Le USA PATRIOT Act n’est pas uniquement le symptôme d’une psychose post-11-Septembre frappant les habitants des États-Unis. Il n’est pas la simple contrepartie « domestique » des mesures de sécurité qui, dans l’espoir dément d’éradiquer des incarnations du Mal, visent les clandestins et, éventuellement, les touristes étrangers à leur arrivée sur le territoire des États-Unis. L’USA PATRIOT Act est aux Américains ce qu’est Guantánamo pour tous les autres. Mais il faut l’ajouter, c’est, en acte, l’inique Nouvel Ordre Mondial prédit par Ronald Reagan.
Cela signifie qu’au-delà des signes d’une chape néo-impériale ou néo-coloniale made in USA et qui recouvre le monde, l’USA PATRIOT Act et l’état d’esprit qui le produit sont à double tranchant. Il y a fort à parier (et à craindre) que cet esprit et ce genre de loi qui suspend la loi gagnent s’étendent à d’autres pays.

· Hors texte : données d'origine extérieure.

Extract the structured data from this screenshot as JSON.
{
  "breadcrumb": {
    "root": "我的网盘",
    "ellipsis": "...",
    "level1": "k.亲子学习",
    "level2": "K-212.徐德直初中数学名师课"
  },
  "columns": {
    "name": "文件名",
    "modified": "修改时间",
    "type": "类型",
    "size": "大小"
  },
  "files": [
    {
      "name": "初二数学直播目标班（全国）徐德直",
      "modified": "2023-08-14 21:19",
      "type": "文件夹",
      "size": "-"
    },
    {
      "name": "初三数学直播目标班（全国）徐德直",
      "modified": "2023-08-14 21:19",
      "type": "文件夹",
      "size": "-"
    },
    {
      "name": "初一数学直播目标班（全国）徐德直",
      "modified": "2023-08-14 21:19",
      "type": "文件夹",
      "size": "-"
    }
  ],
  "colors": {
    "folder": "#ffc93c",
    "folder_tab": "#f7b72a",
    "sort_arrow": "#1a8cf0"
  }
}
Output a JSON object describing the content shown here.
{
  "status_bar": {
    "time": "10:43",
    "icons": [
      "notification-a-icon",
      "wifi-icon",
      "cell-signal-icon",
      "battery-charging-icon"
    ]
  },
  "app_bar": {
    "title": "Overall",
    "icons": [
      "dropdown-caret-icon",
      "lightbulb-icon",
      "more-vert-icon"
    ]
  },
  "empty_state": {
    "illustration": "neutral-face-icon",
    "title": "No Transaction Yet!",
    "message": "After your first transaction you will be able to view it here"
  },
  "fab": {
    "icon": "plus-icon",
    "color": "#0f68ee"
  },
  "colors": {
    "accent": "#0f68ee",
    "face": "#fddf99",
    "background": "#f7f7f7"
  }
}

Le caractère des projets de lois anti-terroristes en Grande-Bretagne en est un exemple ponctuel et spécifique.
Or, une amorce de résistance existe aux USA.
Il y a celle de certains organismes historiques, comme l’ACLU ou relativement nouveaux, comme moveon.org. Cette résistance bouillonne aussi au cœur de ce monde d’information que les services secrets se hâtent de scruter et de contrôler pour justifier leur propre existence : « Homeland Security » cible spécifiquement et avec acharnement les bibliothèques municipales et universitaires parce qu’elles sont une source particulièrement riche d’informations sur la conscience privée et ses intentions. Tout ce pour quoi les individus emploient les bibliothèques – lectures d’été ou recherches scientifiques et approfondissement de la connaissance – laisse des traces qui intéressent l’État au plus haut point. Les bibliothécaires le savent et risquent jusqu’à la prison s’ils protègent la confidentialité des usagers.

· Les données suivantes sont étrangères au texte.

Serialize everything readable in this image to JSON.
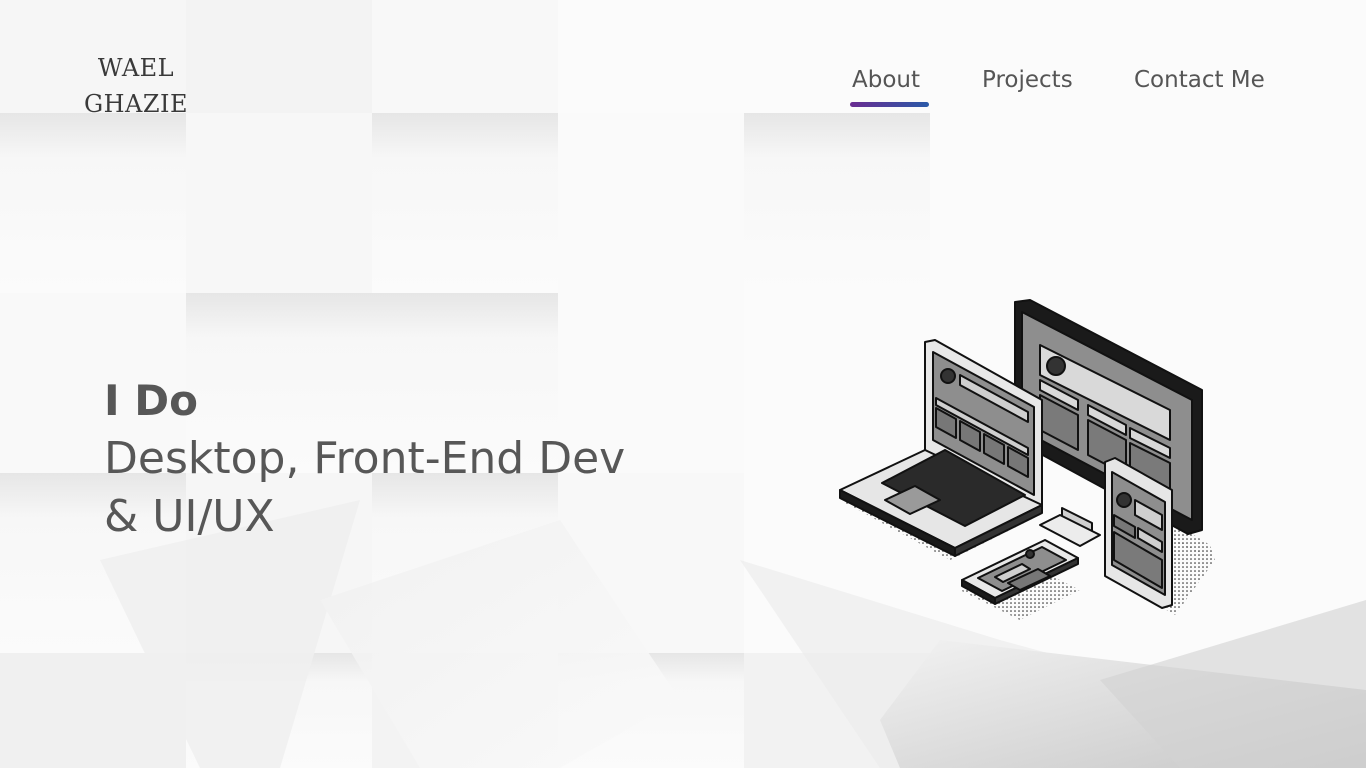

Ce n’est pas la première fois que les bibliothécaires américains et leurs alliés se mobilisent pour défendre les droits de l’individu. Le présent ouvrage rappelle l’histoire peu connue de la résistance des bibliothèques américaines durant la Guerre Froide, le maccarthysme et le « Civil Rights Movement ».
Il explore également le rapport entre le USA PATRIOT Act et la pensée de Carl Schmitt. Enfin, il tente de déterminer si le USA PATRIOT Act peut rester une exception (et donc disparaître un jour) ou si le monde est voué à suivre à jamais sa « Règle ».
Critique et traducteur, Robert Harvey est professeur de littérature comparée et de philosophie à l’université de l’État de New-York à Stony Brook et Directeur de Programme au Collège International de Philosophie. Il a publié récemment : Témoins d’artifice (2003) et, avec Pascal Le Brun-Cordier, « Queer. Repenser les identités » (nº 40 de la revue Rue Descartes). Il rédige actuellement un essai inspiré par Cap au pire de Samuel Beckett, sur le rôle de l’imagination dans la formation de l’esprit-témoin, intitulé Wit, Witness, Witnessness.
Hélène Volat dirige le Département d’Informations et de Référence à la Bibliothèque Melville de l’université de l’État de New-York à Stony Brook. Elle a publié des bibliographies d’œuvres et critiques de Jean-Louis Barrault (1990) et de Julia Kristeva (1992) aux Éditions Minard. Elle est l’auteur avec Robert Harvey d’une bio-bibliographie annotée de Marguerite Duras (Greenwood Press, 1998) et des Écrits de Michel Deguy (IMEC, 2002). Elle milite activement pour la défense des droits civiques au sein du « Bill of Rights Defense Committee ».